Patient Safety Organization
A Patient Safety Organization (PSO) is a group, institution, or association that improves patient care by reducing errors. PSOs exist to allow organizations to learn from their own safety events and the safety events of others. The Patient Safety and Quality Improvement Act of 2005 was enacted in response to the publication To Err is Human (Institute of Medicine, 1999) and growing patient safety concerns in the United States. The law provides confidentiality and privilege protections, which means the information cannot be included in a law suit. A complete list of federally‐approved PSOs may be found on the AHRQ website (AHRQ, n.d.).
Government Agencies
Government agencies also focus on safety and provide resources for organizations on a journey toward high reliability. Key agencies include the Agency for Healthcare Research and Quality; Centers for Disease Control and Prevention; and the Centers for Medicare and Medicaid.

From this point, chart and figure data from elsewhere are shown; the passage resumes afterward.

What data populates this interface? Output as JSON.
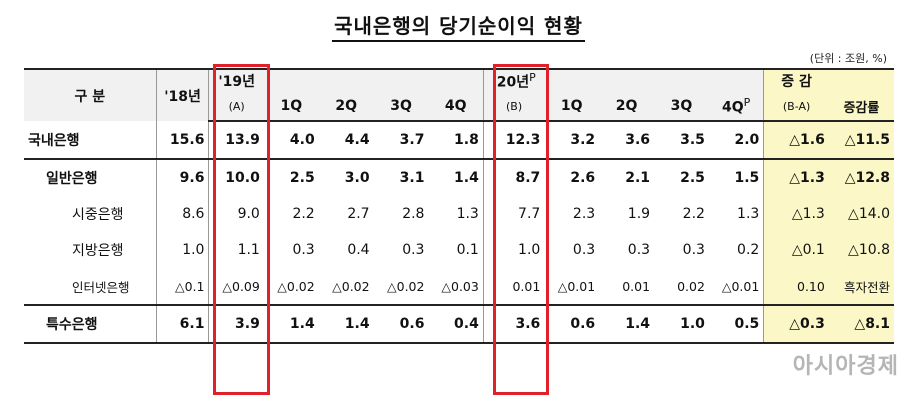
{
  "title": "국내은행의 당기순이익 현황",
  "unit": "(단위 : 조원, %)",
  "header": {
    "category": "구 분",
    "y18": "'18년",
    "y19": "'19년",
    "y19_sub": "(A)",
    "y20": "'20년",
    "y20_sup": "P",
    "y20_sub": "(B)",
    "change": "증 감",
    "change_sub": "(B-A)",
    "rate": "증감률",
    "q1": "1Q",
    "q2": "2Q",
    "q3": "3Q",
    "q4": "4Q",
    "q4p": "4Q",
    "q4p_sup": "P"
  },
  "rows": [
    {
      "name": "국내은행",
      "y18": "15.6",
      "y19": "13.9",
      "q": [
        "4.0",
        "4.4",
        "3.7",
        "1.8"
      ],
      "y20": "12.3",
      "q20": [
        "3.2",
        "3.6",
        "3.5",
        "2.0"
      ],
      "change": "△1.6",
      "rate": "△11.5"
    },
    {
      "name": "일반은행",
      "y18": "9.6",
      "y19": "10.0",
      "q": [
        "2.5",
        "3.0",
        "3.1",
        "1.4"
      ],
      "y20": "8.7",
      "q20": [
        "2.6",
        "2.1",
        "2.5",
        "1.5"
      ],
      "change": "△1.3",
      "rate": "△12.8"
    },
    {
      "name": "시중은행",
      "y18": "8.6",
      "y19": "9.0",
      "q": [
        "2.2",
        "2.7",
        "2.8",
        "1.3"
      ],
      "y20": "7.7",
      "q20": [
        "2.3",
        "1.9",
        "2.2",
        "1.3"
      ],
      "change": "△1.3",
      "rate": "△14.0"
    },
    {
      "name": "지방은행",
      "y18": "1.0",
      "y19": "1.1",
      "q": [
        "0.3",
        "0.4",
        "0.3",
        "0.1"
      ],
      "y20": "1.0",
      "q20": [
        "0.3",
        "0.3",
        "0.3",
        "0.2"
      ],
      "change": "△0.1",
      "rate": "△10.8"
    },
    {
      "name": "인터넷은행",
      "y18": "△0.1",
      "y19": "△0.09",
      "q": [
        "△0.02",
        "△0.02",
        "△0.02",
        "△0.03"
      ],
      "y20": "0.01",
      "q20": [
        "△0.01",
        "0.01",
        "0.02",
        "△0.01"
      ],
      "change": "0.10",
      "rate": "흑자전환"
    },
    {
      "name": "특수은행",
      "y18": "6.1",
      "y19": "3.9",
      "q": [
        "1.4",
        "1.4",
        "0.6",
        "0.4"
      ],
      "y20": "3.6",
      "q20": [
        "0.6",
        "1.4",
        "1.0",
        "0.5"
      ],
      "change": "△0.3",
      "rate": "△8.1"
    }
  ],
  "watermark": "아시아경제",
  "colors": {
    "highlight_box": "#e0202a",
    "change_bg": "#fbf7c6",
    "header_bg": "#f1f1f1"
  }
}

Agency for Healthcare Research and Quality
The Agency for Healthcare Research and Quality (AHRQ)'s mission is to produce evidence to make health care safer; of higher quality; more accessible, equitable, and affordable; and to work with the U.S. Department of Health and Human Services and with other partners to make sure that research findings are understood and used. AHRQ funds a variety of research and demonstration initiatives and creates materials to teach and train health care providers and health care system professionals to put the results of research into practice. In addition to the AHRQ initiatives already discussed in this chapter, AHRQ safety innovations include:
The Comprehensive Unit‐based Safety Program (CUSP) – this strategy for preventing health care‐associated infections (HAIs) combines improvement in safety culture, teamwork, and communication.